Hacker News new | ask | show | jobs
by breuleux 3017 days ago
On the other hand, even if evolutionary algorithms require a lot of samples, they are embarrassingly parallel: you can easily try all samples simultaneously. If you have enough resources to throw at the problem, it can be faster (although more resource-intensive) to estimate the gradient this way than to compute an accurate gradient analytically.
1 comments

SGD is embarrassingly parallel as well. You can train a net on several different examples simultaneously and combine the gradients or learned weights.

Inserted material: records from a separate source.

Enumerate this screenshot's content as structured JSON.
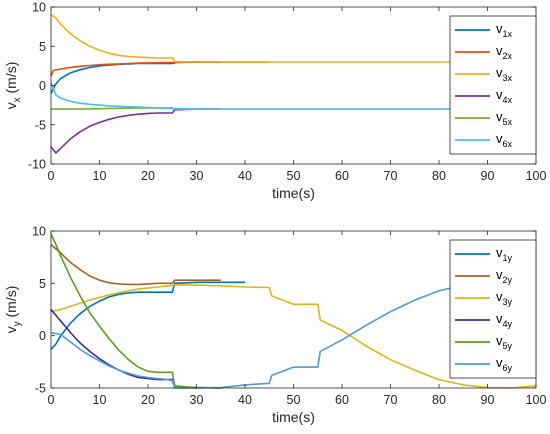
{
  "chart_data": [
    {
      "type": "line",
      "xlabel": "time(s)",
      "ylabel_main": "v",
      "ylabel_sub": "x",
      "ylabel_unit": " (m/s)",
      "xlim": [
        0,
        100
      ],
      "ylim": [
        -10,
        10
      ],
      "xticks": [
        "0",
        "10",
        "20",
        "30",
        "40",
        "50",
        "60",
        "70",
        "80",
        "90",
        "100"
      ],
      "yticks": [
        "-10",
        "-5",
        "0",
        "5",
        "10"
      ],
      "legend": "top-right",
      "grid": false,
      "series": [
        {
          "name": "v",
          "sub": "1x",
          "color": "#0072BD",
          "x": [
            0,
            1,
            2,
            4,
            6,
            8,
            10,
            12,
            14,
            16,
            18,
            20,
            22,
            24,
            25,
            26,
            28,
            30,
            35
          ],
          "y": [
            -1.0,
            0.2,
            0.9,
            1.6,
            2.0,
            2.3,
            2.5,
            2.6,
            2.7,
            2.75,
            2.8,
            2.8,
            2.8,
            2.8,
            2.8,
            2.95,
            2.97,
            2.98,
            3.0
          ]
        },
        {
          "name": "v",
          "sub": "2x",
          "color": "#D95319",
          "x": [
            0,
            0.5,
            1,
            2,
            4,
            6,
            8,
            10,
            12,
            14,
            16,
            18,
            20,
            22,
            24,
            25,
            26,
            28,
            30,
            35,
            40,
            45
          ],
          "y": [
            1.2,
            1.9,
            2.0,
            2.1,
            2.3,
            2.45,
            2.55,
            2.65,
            2.7,
            2.75,
            2.8,
            2.85,
            2.88,
            2.9,
            2.92,
            2.93,
            2.95,
            2.97,
            2.98,
            3.0,
            3.0,
            3.0
          ]
        },
        {
          "name": "v",
          "sub": "3x",
          "color": "#EDB120",
          "x": [
            0,
            1,
            2,
            4,
            6,
            8,
            10,
            12,
            14,
            16,
            18,
            20,
            22,
            24,
            25,
            25.5,
            30,
            40,
            50,
            60,
            70,
            80,
            90,
            100
          ],
          "y": [
            9.0,
            8.6,
            7.8,
            6.6,
            5.7,
            5.0,
            4.5,
            4.1,
            3.85,
            3.7,
            3.6,
            3.55,
            3.5,
            3.5,
            3.5,
            3.05,
            3.0,
            3.0,
            3.0,
            3.0,
            3.0,
            3.0,
            3.0,
            3.0
          ]
        },
        {
          "name": "v",
          "sub": "4x",
          "color": "#7E2F8E",
          "x": [
            0,
            1,
            2,
            4,
            6,
            8,
            10,
            12,
            14,
            16,
            18,
            20,
            22,
            24,
            25,
            25.5,
            28,
            30,
            35
          ],
          "y": [
            -7.8,
            -8.6,
            -8.0,
            -6.8,
            -5.9,
            -5.2,
            -4.7,
            -4.3,
            -4.0,
            -3.8,
            -3.65,
            -3.55,
            -3.5,
            -3.5,
            -3.5,
            -3.1,
            -3.05,
            -3.0,
            -3.0
          ]
        },
        {
          "name": "v",
          "sub": "5x",
          "color": "#77AC30",
          "x": [
            0,
            1,
            2,
            4,
            6,
            8,
            10,
            12,
            14,
            16,
            18,
            20,
            22,
            24,
            25,
            25.5,
            30
          ],
          "y": [
            -3.0,
            -3.0,
            -3.0,
            -3.0,
            -3.0,
            -2.98,
            -2.95,
            -2.92,
            -2.9,
            -2.88,
            -2.86,
            -2.85,
            -2.85,
            -2.85,
            -2.85,
            -3.0,
            -3.0
          ]
        },
        {
          "name": "v",
          "sub": "6x",
          "color": "#4DBEEE",
          "x": [
            0,
            1,
            2,
            4,
            6,
            8,
            10,
            12,
            14,
            16,
            18,
            20,
            22,
            24,
            26,
            28,
            30,
            40,
            50,
            60,
            70,
            80,
            90,
            100
          ],
          "y": [
            0.4,
            -1.2,
            -1.6,
            -2.0,
            -2.25,
            -2.4,
            -2.5,
            -2.6,
            -2.65,
            -2.7,
            -2.75,
            -2.8,
            -2.85,
            -2.9,
            -2.95,
            -2.98,
            -3.0,
            -3.0,
            -3.0,
            -3.0,
            -3.0,
            -3.0,
            -3.0,
            -3.0
          ]
        }
      ]
    },
    {
      "type": "line",
      "xlabel": "time(s)",
      "ylabel_main": "v",
      "ylabel_sub": "y",
      "ylabel_unit": " (m/s)",
      "xlim": [
        0,
        100
      ],
      "ylim": [
        -5,
        10
      ],
      "xticks": [
        "0",
        "10",
        "20",
        "30",
        "40",
        "50",
        "60",
        "70",
        "80",
        "90",
        "100"
      ],
      "yticks": [
        "-5",
        "0",
        "5",
        "10"
      ],
      "legend": "top-right",
      "grid": false,
      "series": [
        {
          "name": "v",
          "sub": "1y",
          "color": "#0072BD",
          "x": [
            0,
            1,
            2,
            4,
            6,
            8,
            10,
            12,
            14,
            16,
            18,
            20,
            22,
            24,
            25,
            25.5,
            28,
            30,
            35,
            40
          ],
          "y": [
            -1.3,
            -0.8,
            0.0,
            1.2,
            2.1,
            2.8,
            3.3,
            3.7,
            3.95,
            4.1,
            4.15,
            4.15,
            4.15,
            4.15,
            4.15,
            5.0,
            5.05,
            5.1,
            5.1,
            5.1
          ]
        },
        {
          "name": "v",
          "sub": "2y",
          "color": "#A2642A",
          "x": [
            0,
            2,
            4,
            6,
            8,
            10,
            12,
            14,
            16,
            18,
            20,
            22,
            24,
            25,
            25.5,
            28,
            30,
            35
          ],
          "y": [
            8.7,
            7.9,
            7.0,
            6.3,
            5.7,
            5.3,
            5.05,
            4.95,
            4.9,
            4.9,
            4.95,
            5.0,
            5.0,
            5.0,
            5.3,
            5.3,
            5.3,
            5.3
          ]
        },
        {
          "name": "v",
          "sub": "3y",
          "color": "#D4B81A",
          "x": [
            0,
            2,
            4,
            6,
            8,
            10,
            12,
            14,
            16,
            18,
            20,
            22,
            24,
            25,
            25.5,
            30,
            35,
            40,
            45,
            45.5,
            50,
            55,
            55.5,
            60,
            65,
            70,
            75,
            80,
            85,
            90,
            95,
            100
          ],
          "y": [
            2.3,
            2.5,
            2.8,
            3.1,
            3.4,
            3.65,
            3.9,
            4.1,
            4.3,
            4.45,
            4.55,
            4.65,
            4.75,
            4.8,
            4.85,
            4.85,
            4.75,
            4.65,
            4.6,
            3.8,
            3.0,
            3.0,
            1.5,
            0.5,
            -1.0,
            -2.3,
            -3.3,
            -4.2,
            -4.7,
            -4.95,
            -5.0,
            -4.8
          ]
        },
        {
          "name": "v",
          "sub": "4y",
          "color": "#3F2A8E",
          "x": [
            0,
            2,
            4,
            6,
            8,
            10,
            12,
            14,
            16,
            18,
            20,
            22,
            24,
            25,
            25.5,
            28,
            30,
            35
          ],
          "y": [
            2.5,
            1.4,
            0.3,
            -0.7,
            -1.5,
            -2.2,
            -2.8,
            -3.3,
            -3.7,
            -4.0,
            -4.1,
            -4.2,
            -4.2,
            -4.2,
            -4.8,
            -4.9,
            -4.95,
            -5.0
          ]
        },
        {
          "name": "v",
          "sub": "5y",
          "color": "#5E9E1E",
          "x": [
            0,
            1,
            2,
            4,
            6,
            8,
            10,
            12,
            14,
            16,
            18,
            20,
            22,
            24,
            25,
            25.5,
            28,
            30,
            35
          ],
          "y": [
            9.7,
            8.7,
            7.6,
            5.6,
            3.8,
            2.2,
            0.9,
            -0.3,
            -1.4,
            -2.3,
            -3.0,
            -3.4,
            -3.5,
            -3.5,
            -3.5,
            -4.8,
            -4.9,
            -4.95,
            -5.0
          ]
        },
        {
          "name": "v",
          "sub": "6y",
          "color": "#4E9BD6",
          "x": [
            0,
            2,
            4,
            6,
            8,
            10,
            12,
            14,
            16,
            18,
            20,
            22,
            24,
            25,
            25.5,
            30,
            35,
            40,
            45,
            45.5,
            50,
            55,
            55.5,
            60,
            65,
            70,
            75,
            80,
            85,
            90,
            95,
            100
          ],
          "y": [
            0.3,
            0.1,
            -0.6,
            -1.3,
            -1.9,
            -2.4,
            -2.9,
            -3.3,
            -3.6,
            -3.85,
            -4.0,
            -4.1,
            -4.2,
            -4.3,
            -5.0,
            -5.0,
            -4.95,
            -4.7,
            -4.55,
            -3.8,
            -3.0,
            -3.0,
            -1.5,
            -0.4,
            1.0,
            2.3,
            3.4,
            4.3,
            4.8,
            5.0,
            5.0,
            4.8
          ]
        }
      ]
    }
  ]
}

The reason it's not done so much is because the bandwidth of moving huge numbers of gradients or weights between computers is pretty significant. There's been all sorts of research into compressing them or reducing the precision. However this is a problem for evolutionary algorithms as well.

Not exactly. The required bandwidth for the evolutionary strategy is actually very small: if every node knows each other's random seed, they can reconstruct the best model themselves, using the seed of whichever node declares the best result. There is no need to transfer any weights. Of course, this trick only works if it's cheap to compute the weights other nodes are using, which is not the case for SGD. So evolutionary strategies have an advantage here, even if it's not a decisive one.
Well that would work for simple hillclimbing. In a full genetic algorithm, every member of the population is the product of thousands of previous individuals.
I mean, we were talking about simple hill climbing.

Still, even more complex systems still do not require particularly high bandwidth. You only need to broadcast the fitness of the individuals, and from there each node can independently recalculate and combine the best ones.